Kimura also noted that electricity has powered the pumps that in turn have provided water to fight the fire.
"We all believe it's important to understand what happened," Kimura said. "And we all believe it's important to make sure this doesn't happen again."
The wildfire in the historic Maui community of Lahaina has burned a total of 2,170 acres since Aug. 8 and is 85% contained, according to a press release from Maui County on Monday.
Meanwhile, the Upcountry/Kula wildfire, which was initially reported on Aug. 8, has burned a total of 678 acres and is now 65% contained, officials said.
The Pulehu/Kihei wildfire, also initially reported on Aug. 8, was declared 100% contained on Saturday and remains so.

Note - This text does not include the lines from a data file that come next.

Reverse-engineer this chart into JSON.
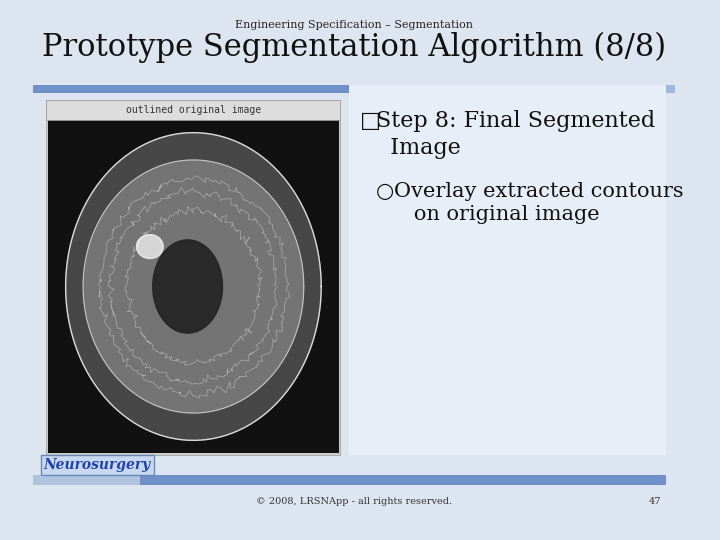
{
  "title_small": "Engineering Specification – Segmentation",
  "title_large": "Prototype Segmentation Algorithm (8/8)",
  "bg_color": "#dde6f0",
  "header_bar_color1": "#7090c8",
  "header_bar_color2": "#a0b8e0",
  "content_bg": "#e8eef8",
  "bullet1": "Step 8: Final Segmented Image",
  "bullet1_marker": "□",
  "bullet2": "Overlay extracted contours\n      on original image",
  "bullet2_marker": "○",
  "footer_text": "© 2008, LRSNApp - all rights reserved.",
  "footer_page": "47",
  "neurosurgery_text": "Neurosurgery",
  "neurosurgery_color": "#2244aa",
  "footer_bar_color": "#7090c8",
  "image_label": "outlined original image",
  "small_title_fontsize": 8,
  "large_title_fontsize": 22,
  "bullet1_fontsize": 16,
  "bullet2_fontsize": 15,
  "footer_fontsize": 7
}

However, 100% containment does not mean the blaze has been extinguished, but rather that firefighters have the flames fully surrounded by a perimeter, according to Maui County.
Hawaiian Electric has restored power to about 80% of the customers who have been without electricity since Aug. 8, the company said in a statement on Monday.
Hawaii Gov. Josh Green said at a news conference Monday night that 2,000 rooms have been secured for those displaced by the Maui fires.
In addition to loss of life and the damaged property, the Maui wildfires have also "left severe mental stress and emotional devastation in its wake," according to the class-action lawsuit filed against Hawaiian Electric.